Now in full swing, he continues, "Meanwhile Profumo and his wife, the beautiful Northern Irish actress Valerie Hobson, were guests of the Astors. After dinner they strolled out of the house to the pool area. Profumo clad in a dinner jacket; Keeler in a dripping towel. Their clandestine affair began the following day. When Keeler sold her story to a tabloid it was revealed that she'd supposedly been sleeping with both Profumo and Ivanov at the same time." A case of 'Reds in the beds'.

Jack Profumo baldly denied any "impropriety" in his relationship with Christine Keeler in a statement to the House of Commons. “Well he would, wouldn't he?" tartly snapped Mandy Rice-Davies, Keeler's best buddy, later at the subsequent court case. Profumo finally confessed though not before successfully suing Paris Match and Italian magazine Il Tempo for libel. Stephen Ward was tried on trumped up charges relating to immoral earnings and committed suicide before the case concluded. Profumo's career lay in tatters and the furore brought down the then Conservative government in 1964. The swimming pool is now Grade I listed.

Notoriety and Cliveden go hand in hand. The first owner, the 2nd Duke of Buckingham, was imprisoned in the Tower of London several times. It was said of Buckingham that “a young lady could not resist his charms… all his trouble in wooing was, he came, saw and conquered”. He challenged his mistress's husband to a duel in 1696. Buckingham lost. A cross-sword emblem set into the East Lawn commemorates his gory death.

Even the luscious interiors, manicured to within an inch of their lives, aren't quite all they seem. Look closely and you'll find the unexpected from blood spattered soldiers lurking in the Great Hall tapestries to rabbits mercilessly trapped behind balusters in the gruesome plasterwork of the French Dining Room.

Cliveden

Once a full day's coach ride from London, Cliveden is now only half an hour by train from Paddington.

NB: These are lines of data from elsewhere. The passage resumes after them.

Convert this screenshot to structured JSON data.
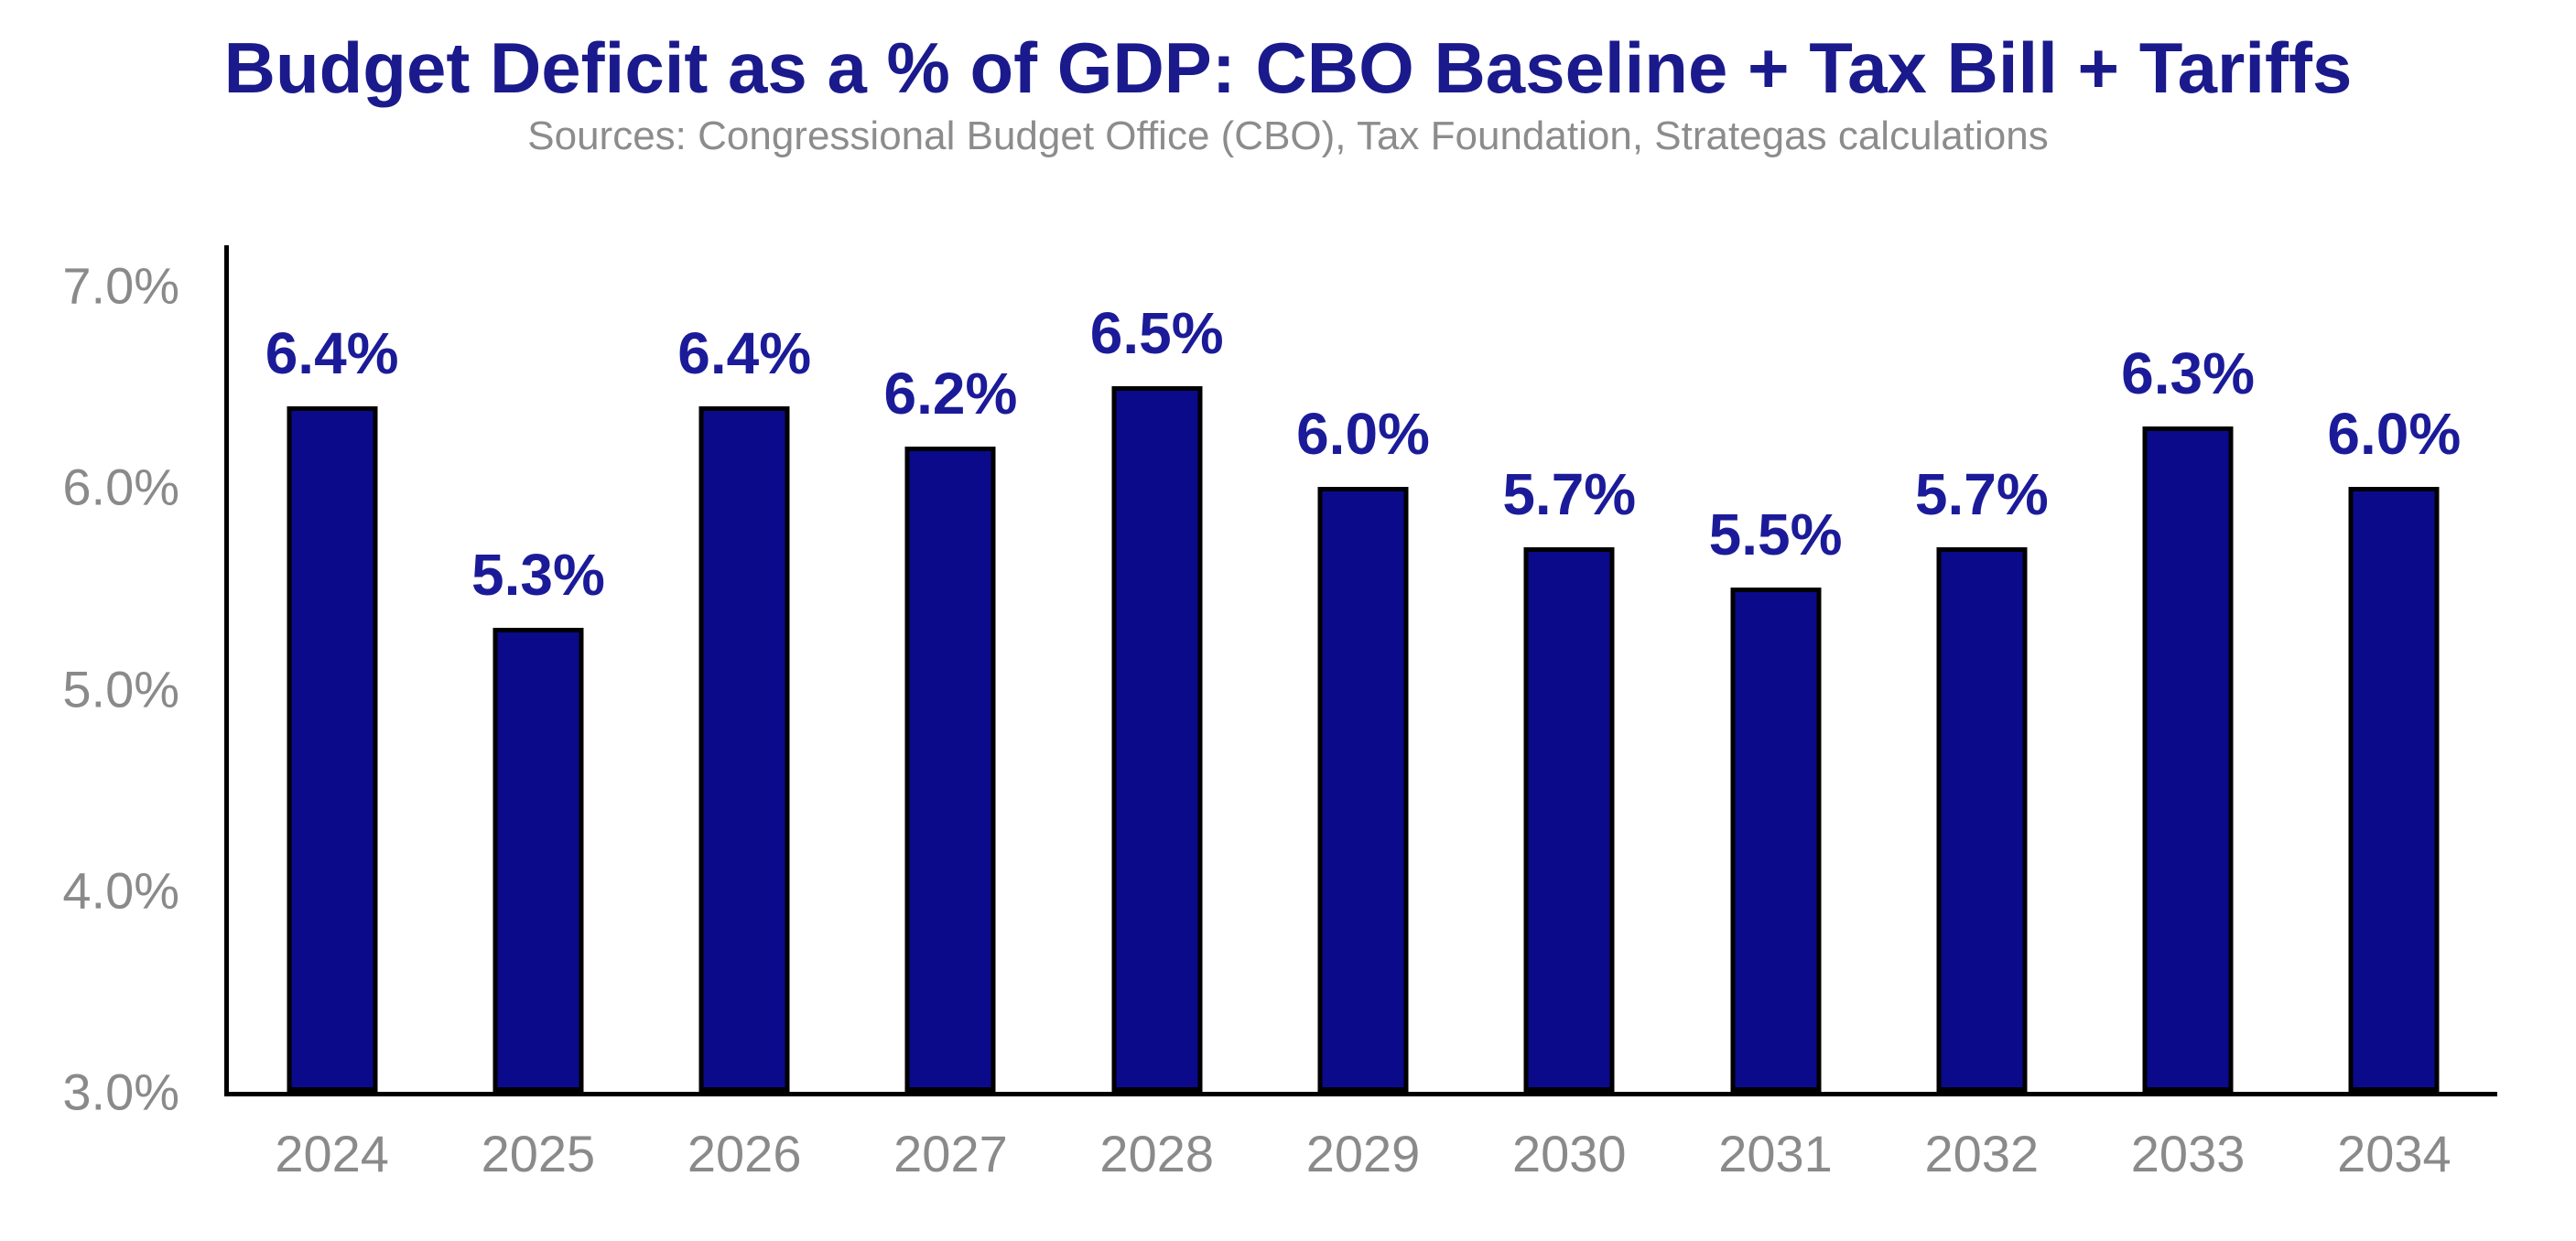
{
  "chart_data": {
    "type": "bar",
    "title": "Budget Deficit as a % of GDP: CBO Baseline + Tax Bill + Tariffs",
    "source_note": "Sources: Congressional Budget Office (CBO), Tax Foundation, Strategas calculations",
    "categories": [
      "2024",
      "2025",
      "2026",
      "2027",
      "2028",
      "2029",
      "2030",
      "2031",
      "2032",
      "2033",
      "2034"
    ],
    "values": [
      6.4,
      5.3,
      6.4,
      6.2,
      6.5,
      6.0,
      5.7,
      5.5,
      5.7,
      6.3,
      6.0
    ],
    "data_labels": [
      "6.4%",
      "5.3%",
      "6.4%",
      "6.2%",
      "6.5%",
      "6.0%",
      "5.7%",
      "5.5%",
      "5.7%",
      "6.3%",
      "6.0%"
    ],
    "xlabel": "",
    "ylabel": "",
    "ylim": [
      3.0,
      7.2
    ],
    "yticks": [
      3.0,
      4.0,
      5.0,
      6.0,
      7.0
    ],
    "ytick_labels": [
      "3.0%",
      "4.0%",
      "5.0%",
      "6.0%",
      "7.0%"
    ],
    "grid": false,
    "legend": false,
    "layout": {
      "value_label_position": "above-bar",
      "axis_lines": "left-and-bottom"
    },
    "colors": {
      "title_color": "#1A1A8C",
      "subtitle_color": "#8C8C8C",
      "label_color": "#1B1B99",
      "bar_fill": "#0A0A8B",
      "bar_border": "#000000",
      "axis_color": "#000000",
      "tick_color": "#8A8A8A",
      "page_bg": "#FFFFFF"
    }
  }
}
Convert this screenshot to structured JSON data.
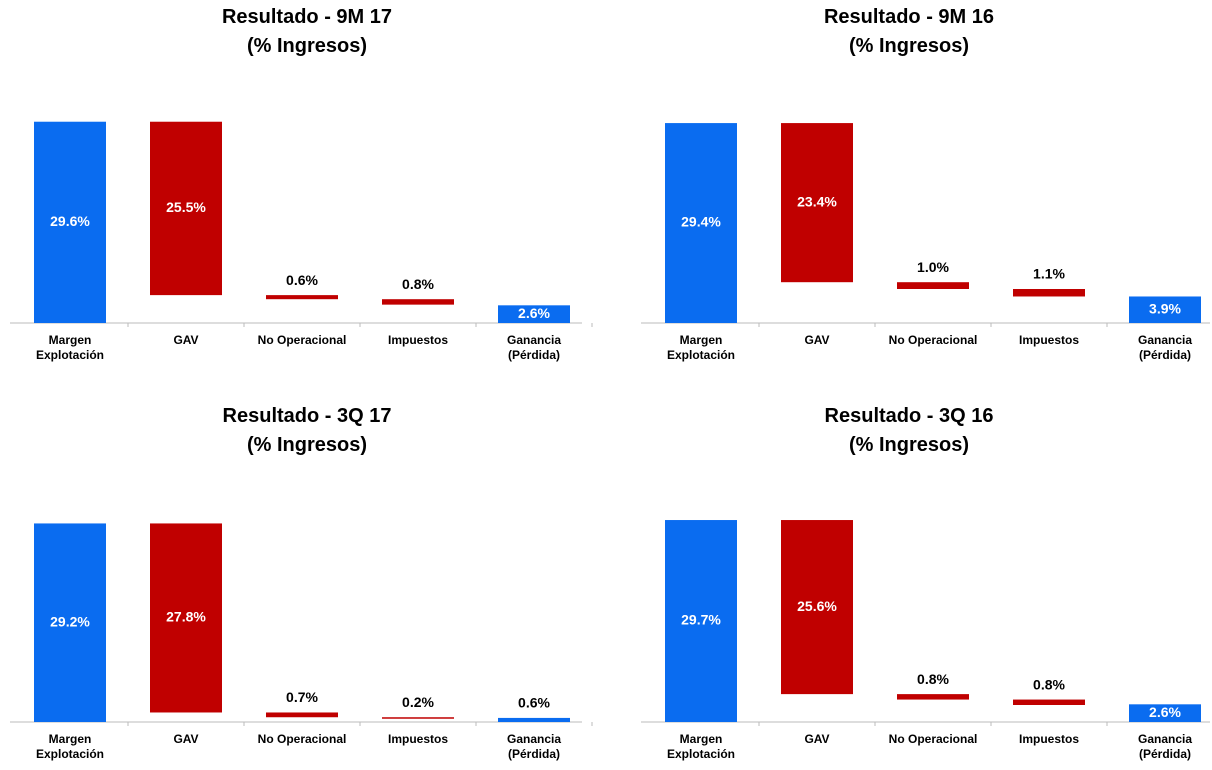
{
  "chart_data": [
    {
      "type": "waterfall",
      "title": "Resultado - 9M 17",
      "subtitle": "(% Ingresos)",
      "categories": [
        "Margen\nExplotación",
        "GAV",
        "No Operacional",
        "Impuestos",
        "Ganancia\n(Pérdida)"
      ],
      "measure": [
        "total",
        "decrease",
        "decrease",
        "decrease",
        "total"
      ],
      "values": [
        29.6,
        25.5,
        0.6,
        0.8,
        2.6
      ],
      "value_labels": [
        "29.6%",
        "25.5%",
        "0.6%",
        "0.8%",
        "2.6%"
      ],
      "colors": [
        "#0a6cf0",
        "#c00000",
        "#c00000",
        "#c00000",
        "#0a6cf0"
      ],
      "ylim": [
        0,
        30
      ]
    },
    {
      "type": "waterfall",
      "title": "Resultado - 9M 16",
      "subtitle": "(% Ingresos)",
      "categories": [
        "Margen\nExplotación",
        "GAV",
        "No Operacional",
        "Impuestos",
        "Ganancia\n(Pérdida)"
      ],
      "measure": [
        "total",
        "decrease",
        "decrease",
        "decrease",
        "total"
      ],
      "values": [
        29.4,
        23.4,
        1.0,
        1.1,
        3.9
      ],
      "value_labels": [
        "29.4%",
        "23.4%",
        "1.0%",
        "1.1%",
        "3.9%"
      ],
      "colors": [
        "#0a6cf0",
        "#c00000",
        "#c00000",
        "#c00000",
        "#0a6cf0"
      ],
      "ylim": [
        0,
        30
      ]
    },
    {
      "type": "waterfall",
      "title": "Resultado - 3Q 17",
      "subtitle": "(% Ingresos)",
      "categories": [
        "Margen\nExplotación",
        "GAV",
        "No Operacional",
        "Impuestos",
        "Ganancia\n(Pérdida)"
      ],
      "measure": [
        "total",
        "decrease",
        "decrease",
        "decrease",
        "total"
      ],
      "values": [
        29.2,
        27.8,
        0.7,
        0.2,
        0.6
      ],
      "value_labels": [
        "29.2%",
        "27.8%",
        "0.7%",
        "0.2%",
        "0.6%"
      ],
      "colors": [
        "#0a6cf0",
        "#c00000",
        "#c00000",
        "#c00000",
        "#0a6cf0"
      ],
      "ylim": [
        0,
        30
      ]
    },
    {
      "type": "waterfall",
      "title": "Resultado - 3Q 16",
      "subtitle": "(% Ingresos)",
      "categories": [
        "Margen\nExplotación",
        "GAV",
        "No Operacional",
        "Impuestos",
        "Ganancia\n(Pérdida)"
      ],
      "measure": [
        "total",
        "decrease",
        "decrease",
        "decrease",
        "total"
      ],
      "values": [
        29.7,
        25.6,
        0.8,
        0.8,
        2.6
      ],
      "value_labels": [
        "29.7%",
        "25.6%",
        "0.8%",
        "0.8%",
        "2.6%"
      ],
      "colors": [
        "#0a6cf0",
        "#c00000",
        "#c00000",
        "#c00000",
        "#0a6cf0"
      ],
      "ylim": [
        0,
        30
      ]
    }
  ]
}
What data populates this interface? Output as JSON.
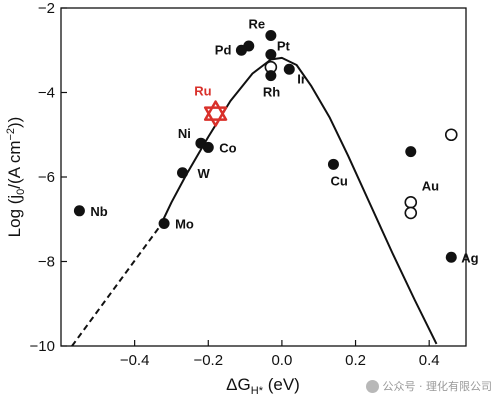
{
  "chart_data": {
    "type": "scatter",
    "xlabel": "ΔG",
    "xlabel_sub": "H*",
    "xlabel_unit": " (eV)",
    "ylabel": "Log (j",
    "ylabel_sub": "0",
    "ylabel_unit": "/(A cm",
    "ylabel_sup": "−2",
    "ylabel_close": "))",
    "xlim": [
      -0.6,
      0.5
    ],
    "ylim": [
      -10,
      -2
    ],
    "xticks": [
      -0.4,
      -0.2,
      0.0,
      0.2,
      0.4
    ],
    "xtick_labels": [
      "−0.4",
      "−0.2",
      "0.0",
      "0.2",
      "0.4"
    ],
    "yticks": [
      -2,
      -4,
      -6,
      -8,
      -10
    ],
    "ytick_labels": [
      "−2",
      "−4",
      "−6",
      "−8",
      "−10"
    ],
    "grid": false,
    "points": [
      {
        "label": "Re",
        "x": -0.03,
        "y": -2.65,
        "marker": "filled"
      },
      {
        "label": "Pt",
        "x": -0.03,
        "y": -3.1,
        "marker": "filled"
      },
      {
        "label": "",
        "x": -0.09,
        "y": -2.9,
        "marker": "filled"
      },
      {
        "label": "Pd",
        "x": -0.11,
        "y": -3.0,
        "marker": "filled"
      },
      {
        "label": "",
        "x": -0.03,
        "y": -3.4,
        "marker": "open"
      },
      {
        "label": "Rh",
        "x": -0.03,
        "y": -3.6,
        "marker": "filled"
      },
      {
        "label": "Ir",
        "x": 0.02,
        "y": -3.45,
        "marker": "filled"
      },
      {
        "label": "Ni",
        "x": -0.22,
        "y": -5.2,
        "marker": "filled"
      },
      {
        "label": "Co",
        "x": -0.2,
        "y": -5.3,
        "marker": "filled"
      },
      {
        "label": "W",
        "x": -0.27,
        "y": -5.9,
        "marker": "filled"
      },
      {
        "label": "Nb",
        "x": -0.55,
        "y": -6.8,
        "marker": "filled"
      },
      {
        "label": "Mo",
        "x": -0.32,
        "y": -7.1,
        "marker": "filled"
      },
      {
        "label": "Cu",
        "x": 0.14,
        "y": -5.7,
        "marker": "filled"
      },
      {
        "label": "",
        "x": 0.35,
        "y": -5.4,
        "marker": "filled"
      },
      {
        "label": "",
        "x": 0.46,
        "y": -5.0,
        "marker": "open"
      },
      {
        "label": "Au",
        "x": 0.35,
        "y": -6.6,
        "marker": "open"
      },
      {
        "label": "",
        "x": 0.35,
        "y": -6.85,
        "marker": "open"
      },
      {
        "label": "Ag",
        "x": 0.46,
        "y": -7.9,
        "marker": "filled"
      },
      {
        "label": "Ru",
        "x": -0.18,
        "y": -4.5,
        "marker": "star"
      }
    ],
    "volcano_curve": {
      "dashed": {
        "x": [
          -0.57,
          -0.33
        ],
        "y": [
          -10.0,
          -7.15
        ]
      },
      "solid": {
        "x": [
          -0.33,
          -0.3,
          -0.26,
          -0.2,
          -0.14,
          -0.08,
          -0.03,
          0.0,
          0.04,
          0.08,
          0.13,
          0.18,
          0.24,
          0.3,
          0.36,
          0.42
        ],
        "y": [
          -7.15,
          -6.6,
          -5.95,
          -5.05,
          -4.2,
          -3.55,
          -3.22,
          -3.18,
          -3.35,
          -3.85,
          -4.6,
          -5.5,
          -6.65,
          -7.8,
          -8.9,
          -9.95
        ]
      }
    },
    "colors": {
      "points": "#111111",
      "curve": "#111111",
      "highlight": "#d9302a"
    }
  },
  "watermark": {
    "text": "公众号 · 理化有限公司"
  }
}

A chauffeur can pick you up from the station at nearby Burnham. Natch. Culinary delights to satisfy the most demanding of gourmands await. The long Terrace Dining Room greedily devours six windows of the nine bay garden front. Highlights of the menu include John Dory slow cooked to perfection and Blumenthalesque chocolate fondant (The Fat Duck is a mere four miles downstream). Von Essen are upholding the tradition of hospitality to perfection.

Amanda Irby, the Business Development Manager, confirms that these days you are more likely to find Jamie Oliver celebrating his 10th wedding anniversary at an impromptu alfresco dinner on the terrace than any political mischief unfolding. “Or you may well pass Sir Paul McCartney engaged in conversation with his daughter Stella next to the Great Hall fireplace.” Indeed the President of Afghanistan held meetings in the Macmillan Room lately. History is rumbling along. The Heritage Concierge at Cliveden will never be short of fresh tales to update his tours.